Worldwide sales of personal luxury goods are set to rise 4-6 percent this year at constant exchange rates compared with a 6.5 percent increase in 2013, Bain & Co said in the study presented with Italian luxury industry association Altagamma.
So far this year the market is performing in line with 2013, the study said, with worldwide sales of luxury clothing, watches, perfumes, cosmetics, jewelery and accessories such as belts, ties and shoes up 6 percent at constant exchange rates.
“We are entering a new phase for the sector, call it a new normal,” said Claudia d‘Arpizio, partner at the consultancy whose forecasts are closely watched by the industry.
“There are unlikely to be more booms like the recent one in China soon, and mature markets can cope better with economic crisis, so growth should be more stable,” said d‘Arpizio.
Currency volatility wiped 3-4 percent off the value of the market in the first quarter, the study said, as the euro - in which many of the world’s luxury companies report earnings - appreciated against the U.S. dollar, renminbi, and the yen.
While travel retail, outlet stores and online shops are expected to perform well as people travel more and search for bargains, new shop openings are expected to slow in 2014 as brands seek to maintain exclusivity.
Japan will be the main growth driver in 2014, with luxury sales rising 9-11 percent to 19-20 billion euros, as both Japanese shoppers and Chinese tourists take advantage of the weaker yen, but this could be affected by brands hiking prices.
The Russian market is showing signs of a potential structural crisis as political turbulence worsens an already deteriorating economic outlook, the study said, forecasting a 4-6 percent drop in luxury sales there this year.
Russians, traditionally the most important nationality among foreign luxury shoppers in Italy, are travelling less to Europe due both to the political crisis and a weakening ruble.
While Chinese people will make more than 30 percent of global luxury purchases this year, d‘Arpizio said, the local market will grow just 2-4 percent, down from 20 percent in 2012, as higher prices at home and a crackdown on conspicuous consumption drive shopping abroad.

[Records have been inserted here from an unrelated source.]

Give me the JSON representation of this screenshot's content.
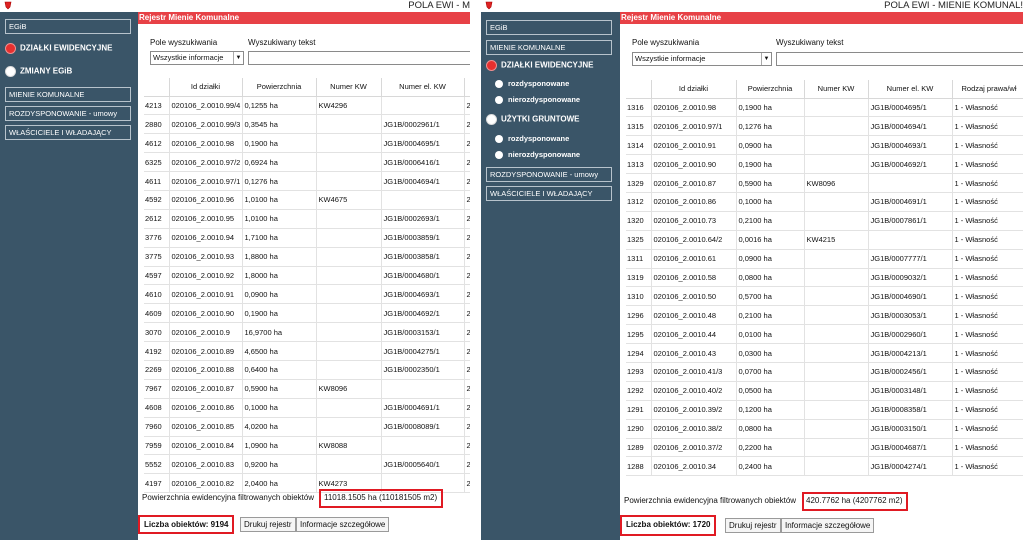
{
  "left": {
    "title": "POLA EWI - M",
    "sidebar": {
      "egib": "EGiB",
      "dzialki": "DZIAŁKI EWIDENCYJNE",
      "zmiany": "ZMIANY EGiB",
      "mienie": "MIENIE KOMUNALNE",
      "rozdysp": "ROZDYSPONOWANIE - umowy",
      "wlasciciele": "WŁAŚCICIELE I WŁADAJĄCY"
    },
    "header": "Rejestr Mienie Komunalne",
    "search": {
      "field_label": "Pole wyszukiwania",
      "field_value": "Wszystkie informacje",
      "text_label": "Wyszukiwany tekst",
      "text_value": ""
    },
    "columns": [
      "",
      "Id działki",
      "Powierzchnia",
      "Numer KW",
      "Numer el. KW",
      ""
    ],
    "rows": [
      [
        "4213",
        "020106_2.0010.99/4",
        "0,1255 ha",
        "KW4296",
        "",
        "2"
      ],
      [
        "2880",
        "020106_2.0010.99/3",
        "0,3545 ha",
        "",
        "JG1B/0002961/1",
        "2"
      ],
      [
        "4612",
        "020106_2.0010.98",
        "0,1900 ha",
        "",
        "JG1B/0004695/1",
        "2"
      ],
      [
        "6325",
        "020106_2.0010.97/2",
        "0,6924 ha",
        "",
        "JG1B/0006416/1",
        "2"
      ],
      [
        "4611",
        "020106_2.0010.97/1",
        "0,1276 ha",
        "",
        "JG1B/0004694/1",
        "2"
      ],
      [
        "4592",
        "020106_2.0010.96",
        "1,0100 ha",
        "KW4675",
        "",
        "2"
      ],
      [
        "2612",
        "020106_2.0010.95",
        "1,0100 ha",
        "",
        "JG1B/0002693/1",
        "2"
      ],
      [
        "3776",
        "020106_2.0010.94",
        "1,7100 ha",
        "",
        "JG1B/0003859/1",
        "2"
      ],
      [
        "3775",
        "020106_2.0010.93",
        "1,8800 ha",
        "",
        "JG1B/0003858/1",
        "2"
      ],
      [
        "4597",
        "020106_2.0010.92",
        "1,8000 ha",
        "",
        "JG1B/0004680/1",
        "2"
      ],
      [
        "4610",
        "020106_2.0010.91",
        "0,0900 ha",
        "",
        "JG1B/0004693/1",
        "2"
      ],
      [
        "4609",
        "020106_2.0010.90",
        "0,1900 ha",
        "",
        "JG1B/0004692/1",
        "2"
      ],
      [
        "3070",
        "020106_2.0010.9",
        "16,9700 ha",
        "",
        "JG1B/0003153/1",
        "2"
      ],
      [
        "4192",
        "020106_2.0010.89",
        "4,6500 ha",
        "",
        "JG1B/0004275/1",
        "2"
      ],
      [
        "2269",
        "020106_2.0010.88",
        "0,6400 ha",
        "",
        "JG1B/0002350/1",
        "2"
      ],
      [
        "7967",
        "020106_2.0010.87",
        "0,5900 ha",
        "KW8096",
        "",
        "2"
      ],
      [
        "4608",
        "020106_2.0010.86",
        "0,1000 ha",
        "",
        "JG1B/0004691/1",
        "2"
      ],
      [
        "7960",
        "020106_2.0010.85",
        "4,0200 ha",
        "",
        "JG1B/0008089/1",
        "2"
      ],
      [
        "7959",
        "020106_2.0010.84",
        "1,0900 ha",
        "KW8088",
        "",
        "2"
      ],
      [
        "5552",
        "020106_2.0010.83",
        "0,9200 ha",
        "",
        "JG1B/0005640/1",
        "2"
      ],
      [
        "4197",
        "020106_2.0010.82",
        "2,0400 ha",
        "KW4273",
        "",
        "2"
      ]
    ],
    "footer": {
      "area_label": "Powierzchnia ewidencyjna filtrowanych obiektów",
      "area_value": "11018.1505 ha (110181505 m2)",
      "count": "Liczba obiektów: 9194",
      "print": "Drukuj rejestr",
      "details": "Informacje szczegółowe"
    }
  },
  "right": {
    "title": "POLA EWI - MIENIE KOMUNAL!",
    "sidebar": {
      "egib": "EGiB",
      "mienie": "MIENIE KOMUNALNE",
      "dzialki": "DZIAŁKI EWIDENCYJNE",
      "rozdysp1": "rozdysponowane",
      "nierozdysp1": "nierozdysponowane",
      "uzytki": "UŻYTKI GRUNTOWE",
      "rozdysp2": "rozdysponowane",
      "nierozdysp2": "nierozdysponowane",
      "rozdysp_umowy": "ROZDYSPONOWANIE - umowy",
      "wlasciciele": "WŁAŚCICIELE I WŁADAJĄCY"
    },
    "header": "Rejestr Mienie Komunalne",
    "search": {
      "field_label": "Pole wyszukiwania",
      "field_value": "Wszystkie informacje",
      "text_label": "Wyszukiwany tekst",
      "text_value": ""
    },
    "columns": [
      "",
      "Id działki",
      "Powierzchnia",
      "Numer KW",
      "Numer el. KW",
      "Rodzaj prawa/wł"
    ],
    "rows": [
      [
        "1316",
        "020106_2.0010.98",
        "0,1900 ha",
        "",
        "JG1B/0004695/1",
        "1 - Własność"
      ],
      [
        "1315",
        "020106_2.0010.97/1",
        "0,1276 ha",
        "",
        "JG1B/0004694/1",
        "1 - Własność"
      ],
      [
        "1314",
        "020106_2.0010.91",
        "0,0900 ha",
        "",
        "JG1B/0004693/1",
        "1 - Własność"
      ],
      [
        "1313",
        "020106_2.0010.90",
        "0,1900 ha",
        "",
        "JG1B/0004692/1",
        "1 - Własność"
      ],
      [
        "1329",
        "020106_2.0010.87",
        "0,5900 ha",
        "KW8096",
        "",
        "1 - Własność"
      ],
      [
        "1312",
        "020106_2.0010.86",
        "0,1000 ha",
        "",
        "JG1B/0004691/1",
        "1 - Własność"
      ],
      [
        "1320",
        "020106_2.0010.73",
        "0,2100 ha",
        "",
        "JG1B/0007861/1",
        "1 - Własność"
      ],
      [
        "1325",
        "020106_2.0010.64/2",
        "0,0016 ha",
        "KW4215",
        "",
        "1 - Własność"
      ],
      [
        "1311",
        "020106_2.0010.61",
        "0,0900 ha",
        "",
        "JG1B/0007777/1",
        "1 - Własność"
      ],
      [
        "1319",
        "020106_2.0010.58",
        "0,0800 ha",
        "",
        "JG1B/0009032/1",
        "1 - Własność"
      ],
      [
        "1310",
        "020106_2.0010.50",
        "0,5700 ha",
        "",
        "JG1B/0004690/1",
        "1 - Własność"
      ],
      [
        "1296",
        "020106_2.0010.48",
        "0,2100 ha",
        "",
        "JG1B/0003053/1",
        "1 - Własność"
      ],
      [
        "1295",
        "020106_2.0010.44",
        "0,0100 ha",
        "",
        "JG1B/0002960/1",
        "1 - Własność"
      ],
      [
        "1294",
        "020106_2.0010.43",
        "0,0300 ha",
        "",
        "JG1B/0004213/1",
        "1 - Własność"
      ],
      [
        "1293",
        "020106_2.0010.41/3",
        "0,0700 ha",
        "",
        "JG1B/0002456/1",
        "1 - Własność"
      ],
      [
        "1292",
        "020106_2.0010.40/2",
        "0,0500 ha",
        "",
        "JG1B/0003148/1",
        "1 - Własność"
      ],
      [
        "1291",
        "020106_2.0010.39/2",
        "0,1200 ha",
        "",
        "JG1B/0008358/1",
        "1 - Własność"
      ],
      [
        "1290",
        "020106_2.0010.38/2",
        "0,0800 ha",
        "",
        "JG1B/0003150/1",
        "1 - Własność"
      ],
      [
        "1289",
        "020106_2.0010.37/2",
        "0,2200 ha",
        "",
        "JG1B/0004687/1",
        "1 - Własność"
      ],
      [
        "1288",
        "020106_2.0010.34",
        "0,2400 ha",
        "",
        "JG1B/0004274/1",
        "1 - Własność"
      ]
    ],
    "footer": {
      "area_label": "Powierzchnia ewidencyjna filtrowanych obiektów",
      "area_value": "420.7762 ha (4207762 m2)",
      "count": "Liczba obiektów: 1720",
      "print": "Drukuj rejestr",
      "details": "Informacje szczegółowe"
    }
  },
  "colors": {
    "sidebar": "#3a5568",
    "header_red": "#e74146",
    "highlight_outline": "#e01a23",
    "radio_selected": "#e8302f"
  },
  "icons": [
    "app-logo-icon",
    "radio-selected-icon",
    "radio-unselected-icon",
    "dropdown-arrow-icon"
  ]
}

Increasing consumer confidence and tourism will support 4-6 percent growth in the United States. D‘Arpizio said this was likely to be “closer to 6 percent than 4 percent”.
Chinese and Middle Eastern tourists will make up for weak demand in much of Europe, where Germany is one of the few markets where local consumption is rising, d‘Arpizio said.
In a separate report also presented on Monday, Altagamma forecast growth of around 6 percent at constant exchange rates for the sector in 2014, with better results in the second half.